A Mode-Based Approach for Channel Modeling in Underground Tunnels under the Impact of Vehicular Traffic Flow

Abstract

In underground tunnels with vehicular traffic flow, wireless communications experience severe fading problems due to the signal reflections and diffractions on the tunnel walls and the mobile vehicles. Currently, most of the existing tunnel channel models can only characterize the signal propagation in empty tunnels. Existing investigations on the influence of the vehicles are all limited to experimental or numerical results. This paper provides a theoretical analysis of the wireless channel in tunnels with vehicular traffic flow. First, the effects of a single vehicle on the signal propagation in a tunnel are investigated.
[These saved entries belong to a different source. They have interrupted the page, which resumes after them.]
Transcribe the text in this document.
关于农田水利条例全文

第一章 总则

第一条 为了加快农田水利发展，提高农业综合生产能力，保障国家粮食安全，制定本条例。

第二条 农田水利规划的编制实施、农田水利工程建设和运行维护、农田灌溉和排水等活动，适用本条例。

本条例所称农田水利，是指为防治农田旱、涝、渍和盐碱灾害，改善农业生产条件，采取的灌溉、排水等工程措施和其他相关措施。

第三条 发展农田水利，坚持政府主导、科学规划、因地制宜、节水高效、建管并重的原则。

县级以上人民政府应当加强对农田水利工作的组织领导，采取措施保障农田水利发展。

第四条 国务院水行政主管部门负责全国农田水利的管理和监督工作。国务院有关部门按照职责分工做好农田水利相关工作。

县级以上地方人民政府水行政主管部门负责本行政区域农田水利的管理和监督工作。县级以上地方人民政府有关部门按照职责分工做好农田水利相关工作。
The analytical expressions of the in-mode loss and the mode coupling coefficients are provided using the uniform theory of diffraction (UTD), Poisson summation formula, and the saddle point method. Then the channel model in a tunnel with either deterministic or random vehicular traffic flow is provided according to the analysis on a single vehicle's effect. The predicted received power given by our theoretical model has a good match with the numerical simulation results. Our channel model shows that the signal propagation in tunnels with vehicular traffic flow is influenced by multiple factors, including the number, the size and position of the vehicles, the size and the curvature of the tunnel, the vehicular traffic load, and the vehicle velocity.